March 01, 2018

Warren Statement on Equifax Disclosure of 2 Million More Americans Affected by Massive Data Breach

Washington, DC - United States Senator Elizabeth Warren (D-Mass.) released the below statement in response to Equifax identifying 2.4 million more people affected by its massive data breach than initially reported:

"I spent 5 months investigating the Equifax breach and found the company failed to disclose the full extent of the hack. Today, Equifax acknowledged that 2.4 million more people were affected than initially reported and that driver's license information was also stolen. Equifax can't be trusted. Their mistakes allowed the breach to happen, their response has been a failure, and they still can't level with the public," said Senator Warren. "Enough is enough. We have to start holding the credit reporting industry accountable. I have a bill with Senator Warner that would impose massive, mandatory penalties when companies like Equifax expose millions of Americans' personal information. If we want to prevent another Equifax breach, the Senate should pass it."

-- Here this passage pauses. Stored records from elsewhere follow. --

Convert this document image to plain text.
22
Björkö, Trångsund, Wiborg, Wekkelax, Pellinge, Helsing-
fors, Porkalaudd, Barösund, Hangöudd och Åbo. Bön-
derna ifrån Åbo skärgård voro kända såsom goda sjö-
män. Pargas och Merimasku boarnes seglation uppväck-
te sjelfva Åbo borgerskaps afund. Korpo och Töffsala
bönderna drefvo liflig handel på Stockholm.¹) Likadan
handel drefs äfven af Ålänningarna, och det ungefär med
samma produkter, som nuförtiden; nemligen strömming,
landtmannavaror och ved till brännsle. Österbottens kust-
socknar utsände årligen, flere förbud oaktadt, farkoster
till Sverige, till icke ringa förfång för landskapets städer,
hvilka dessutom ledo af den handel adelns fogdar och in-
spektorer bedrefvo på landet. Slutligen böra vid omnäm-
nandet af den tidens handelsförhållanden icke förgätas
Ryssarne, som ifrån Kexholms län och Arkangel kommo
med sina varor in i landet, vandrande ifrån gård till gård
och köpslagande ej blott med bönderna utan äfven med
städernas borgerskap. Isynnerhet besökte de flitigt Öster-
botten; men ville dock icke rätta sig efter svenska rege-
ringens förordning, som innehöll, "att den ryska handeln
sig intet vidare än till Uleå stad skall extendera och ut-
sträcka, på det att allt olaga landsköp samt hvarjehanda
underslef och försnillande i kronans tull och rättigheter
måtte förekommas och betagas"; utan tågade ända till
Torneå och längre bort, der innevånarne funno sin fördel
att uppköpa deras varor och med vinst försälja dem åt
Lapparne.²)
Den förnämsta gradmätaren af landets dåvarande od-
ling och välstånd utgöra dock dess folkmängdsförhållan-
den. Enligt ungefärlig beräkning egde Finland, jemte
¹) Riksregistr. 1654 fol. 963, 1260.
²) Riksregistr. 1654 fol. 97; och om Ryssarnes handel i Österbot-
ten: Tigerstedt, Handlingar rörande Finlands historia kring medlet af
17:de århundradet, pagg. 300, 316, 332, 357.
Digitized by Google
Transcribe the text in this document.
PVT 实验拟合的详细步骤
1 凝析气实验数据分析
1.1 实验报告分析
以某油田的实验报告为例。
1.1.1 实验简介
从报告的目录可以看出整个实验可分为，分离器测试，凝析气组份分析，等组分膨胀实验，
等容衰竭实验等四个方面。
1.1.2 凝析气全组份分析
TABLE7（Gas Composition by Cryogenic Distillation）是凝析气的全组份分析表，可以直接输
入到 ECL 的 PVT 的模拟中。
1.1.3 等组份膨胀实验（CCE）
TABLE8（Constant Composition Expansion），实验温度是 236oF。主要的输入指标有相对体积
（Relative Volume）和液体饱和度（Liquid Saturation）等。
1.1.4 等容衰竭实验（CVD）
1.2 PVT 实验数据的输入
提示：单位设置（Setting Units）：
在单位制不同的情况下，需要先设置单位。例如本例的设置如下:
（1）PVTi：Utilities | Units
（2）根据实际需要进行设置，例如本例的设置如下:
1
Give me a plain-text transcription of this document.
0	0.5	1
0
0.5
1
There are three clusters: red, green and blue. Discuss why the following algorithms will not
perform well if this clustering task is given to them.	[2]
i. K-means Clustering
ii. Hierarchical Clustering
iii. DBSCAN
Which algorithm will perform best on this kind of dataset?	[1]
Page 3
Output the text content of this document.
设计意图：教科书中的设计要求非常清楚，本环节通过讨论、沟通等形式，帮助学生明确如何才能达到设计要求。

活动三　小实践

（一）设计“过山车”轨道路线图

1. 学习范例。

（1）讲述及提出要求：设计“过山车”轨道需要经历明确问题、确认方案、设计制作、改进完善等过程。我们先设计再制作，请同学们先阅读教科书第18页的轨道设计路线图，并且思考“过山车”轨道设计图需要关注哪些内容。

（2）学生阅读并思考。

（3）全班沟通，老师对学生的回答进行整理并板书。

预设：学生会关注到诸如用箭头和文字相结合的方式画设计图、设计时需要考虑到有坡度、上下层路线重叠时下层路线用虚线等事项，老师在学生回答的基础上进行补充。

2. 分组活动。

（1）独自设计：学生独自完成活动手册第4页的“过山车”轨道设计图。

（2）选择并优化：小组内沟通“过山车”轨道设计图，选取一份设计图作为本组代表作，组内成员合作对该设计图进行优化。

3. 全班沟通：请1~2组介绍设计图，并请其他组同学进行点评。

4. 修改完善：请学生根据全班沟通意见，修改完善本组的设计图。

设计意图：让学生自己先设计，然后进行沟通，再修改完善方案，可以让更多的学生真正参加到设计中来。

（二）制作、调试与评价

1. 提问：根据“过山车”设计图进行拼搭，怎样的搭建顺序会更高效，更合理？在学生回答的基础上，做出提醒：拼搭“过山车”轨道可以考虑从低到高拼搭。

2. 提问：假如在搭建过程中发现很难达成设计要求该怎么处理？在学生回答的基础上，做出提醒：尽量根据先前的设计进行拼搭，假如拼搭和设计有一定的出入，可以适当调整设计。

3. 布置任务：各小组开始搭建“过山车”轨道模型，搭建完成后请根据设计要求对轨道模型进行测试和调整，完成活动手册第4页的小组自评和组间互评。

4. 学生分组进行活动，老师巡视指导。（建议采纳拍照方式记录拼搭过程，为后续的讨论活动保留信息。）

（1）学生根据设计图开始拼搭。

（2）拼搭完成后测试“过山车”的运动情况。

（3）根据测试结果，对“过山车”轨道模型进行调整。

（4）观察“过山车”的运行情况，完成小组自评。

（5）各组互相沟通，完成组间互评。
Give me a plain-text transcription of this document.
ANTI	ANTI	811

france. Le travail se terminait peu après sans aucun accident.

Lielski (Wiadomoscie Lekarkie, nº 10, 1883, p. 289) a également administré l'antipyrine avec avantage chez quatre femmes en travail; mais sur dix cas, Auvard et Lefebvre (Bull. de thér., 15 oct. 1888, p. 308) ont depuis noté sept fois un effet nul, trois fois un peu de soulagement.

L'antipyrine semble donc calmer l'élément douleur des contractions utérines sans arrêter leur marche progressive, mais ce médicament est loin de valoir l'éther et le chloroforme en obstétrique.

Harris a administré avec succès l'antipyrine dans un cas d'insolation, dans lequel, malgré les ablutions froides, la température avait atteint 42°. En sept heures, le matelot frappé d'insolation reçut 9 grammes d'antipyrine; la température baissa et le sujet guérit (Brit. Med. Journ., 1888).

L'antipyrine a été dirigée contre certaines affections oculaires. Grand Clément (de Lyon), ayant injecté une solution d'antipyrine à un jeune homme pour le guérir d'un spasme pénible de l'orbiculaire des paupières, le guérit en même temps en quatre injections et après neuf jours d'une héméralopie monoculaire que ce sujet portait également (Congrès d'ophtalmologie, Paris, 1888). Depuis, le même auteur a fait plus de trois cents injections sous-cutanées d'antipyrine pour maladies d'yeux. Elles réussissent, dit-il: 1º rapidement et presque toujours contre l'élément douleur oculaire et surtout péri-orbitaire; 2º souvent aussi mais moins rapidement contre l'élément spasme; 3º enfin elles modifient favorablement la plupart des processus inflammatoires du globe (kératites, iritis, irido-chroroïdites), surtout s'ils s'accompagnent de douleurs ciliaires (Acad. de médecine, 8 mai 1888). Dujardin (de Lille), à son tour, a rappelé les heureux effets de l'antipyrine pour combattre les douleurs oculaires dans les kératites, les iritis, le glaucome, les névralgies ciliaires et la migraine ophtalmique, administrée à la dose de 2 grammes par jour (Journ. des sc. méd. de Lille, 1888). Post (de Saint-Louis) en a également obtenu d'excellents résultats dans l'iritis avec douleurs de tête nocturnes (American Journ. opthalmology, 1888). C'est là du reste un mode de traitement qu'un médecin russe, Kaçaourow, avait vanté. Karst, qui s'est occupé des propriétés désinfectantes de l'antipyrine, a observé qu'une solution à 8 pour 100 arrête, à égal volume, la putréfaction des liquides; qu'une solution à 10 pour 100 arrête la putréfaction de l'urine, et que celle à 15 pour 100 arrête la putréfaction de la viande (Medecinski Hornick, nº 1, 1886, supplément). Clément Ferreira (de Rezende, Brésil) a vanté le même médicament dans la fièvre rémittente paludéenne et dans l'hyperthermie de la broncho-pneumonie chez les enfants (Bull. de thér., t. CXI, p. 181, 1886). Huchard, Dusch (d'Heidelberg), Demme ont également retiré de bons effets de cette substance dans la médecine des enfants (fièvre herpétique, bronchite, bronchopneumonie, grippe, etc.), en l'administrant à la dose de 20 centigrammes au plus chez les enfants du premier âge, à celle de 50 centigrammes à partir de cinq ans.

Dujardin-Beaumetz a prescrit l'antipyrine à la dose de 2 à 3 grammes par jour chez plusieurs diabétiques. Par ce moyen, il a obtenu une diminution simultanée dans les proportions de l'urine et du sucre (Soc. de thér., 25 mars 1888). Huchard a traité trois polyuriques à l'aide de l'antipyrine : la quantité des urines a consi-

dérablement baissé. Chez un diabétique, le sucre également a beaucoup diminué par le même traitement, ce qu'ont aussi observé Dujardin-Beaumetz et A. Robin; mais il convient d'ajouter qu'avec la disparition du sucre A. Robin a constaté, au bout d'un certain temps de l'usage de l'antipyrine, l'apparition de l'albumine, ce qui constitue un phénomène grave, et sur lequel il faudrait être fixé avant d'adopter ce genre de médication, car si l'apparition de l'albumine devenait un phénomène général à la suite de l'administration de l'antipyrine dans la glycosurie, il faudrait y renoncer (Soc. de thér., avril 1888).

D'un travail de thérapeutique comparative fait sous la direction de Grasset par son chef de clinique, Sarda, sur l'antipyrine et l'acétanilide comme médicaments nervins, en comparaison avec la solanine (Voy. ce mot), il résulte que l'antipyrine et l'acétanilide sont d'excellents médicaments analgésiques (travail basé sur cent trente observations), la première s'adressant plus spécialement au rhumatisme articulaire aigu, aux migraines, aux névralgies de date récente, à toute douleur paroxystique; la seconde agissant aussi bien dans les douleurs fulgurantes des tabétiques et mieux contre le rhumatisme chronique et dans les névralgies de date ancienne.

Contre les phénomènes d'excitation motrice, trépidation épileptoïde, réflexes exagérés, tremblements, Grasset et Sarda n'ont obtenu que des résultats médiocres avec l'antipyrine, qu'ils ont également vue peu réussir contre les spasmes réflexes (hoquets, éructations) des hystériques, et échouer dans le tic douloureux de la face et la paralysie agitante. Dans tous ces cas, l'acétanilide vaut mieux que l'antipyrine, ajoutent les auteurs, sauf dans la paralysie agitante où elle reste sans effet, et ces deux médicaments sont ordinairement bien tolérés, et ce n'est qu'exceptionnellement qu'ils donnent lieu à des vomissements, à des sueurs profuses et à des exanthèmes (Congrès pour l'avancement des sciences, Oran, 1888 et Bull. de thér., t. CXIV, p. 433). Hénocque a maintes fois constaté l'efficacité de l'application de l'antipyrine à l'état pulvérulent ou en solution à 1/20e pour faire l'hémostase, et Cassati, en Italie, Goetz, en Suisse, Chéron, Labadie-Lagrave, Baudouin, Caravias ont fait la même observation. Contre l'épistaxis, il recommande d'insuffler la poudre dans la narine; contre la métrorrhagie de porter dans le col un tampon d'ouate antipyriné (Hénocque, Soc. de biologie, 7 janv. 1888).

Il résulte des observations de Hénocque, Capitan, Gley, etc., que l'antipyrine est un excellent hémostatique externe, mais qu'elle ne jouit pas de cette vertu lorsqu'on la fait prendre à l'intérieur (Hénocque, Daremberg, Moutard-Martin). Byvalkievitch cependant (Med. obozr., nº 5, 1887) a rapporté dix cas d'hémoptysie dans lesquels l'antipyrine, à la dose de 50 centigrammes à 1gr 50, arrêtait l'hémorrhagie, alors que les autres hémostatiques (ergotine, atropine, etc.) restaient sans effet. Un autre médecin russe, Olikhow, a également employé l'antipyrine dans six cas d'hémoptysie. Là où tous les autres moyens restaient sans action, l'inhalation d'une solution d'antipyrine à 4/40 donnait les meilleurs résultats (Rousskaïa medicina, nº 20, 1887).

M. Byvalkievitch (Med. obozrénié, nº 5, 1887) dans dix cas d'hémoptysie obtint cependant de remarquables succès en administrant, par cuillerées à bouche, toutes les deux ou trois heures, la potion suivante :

Background on Senator Warren's work on Equifax:

Senator Warren has repeatedly pressed Equifax on the extent of the breach. She also launched an investigation and released a 5-month investigative report on Equifax's failure to disclose the full extent of their massive breach. After the Senator's report, the Wall Street Journal revealed that hackers accessed data such as tax identification numbers, email addresses, and drivers' license information beyond what the company originally disclosed - confirming Equifax neglected to disclose the full extent of the data breach to the United States Congress and the American public.

Following her report and the WSJ story, Senator Warren sent another letter to Equifax calling on them to clarify the conflicting and confusing information they've provided about the extent of their data breach.

In January, Senators Warren and Warner introduced legislation to impose massive, mandatory penalties for security breaches from credit reporting agencies. Under this legislation, Equifax would have paid at least $1.5 billion in penalties.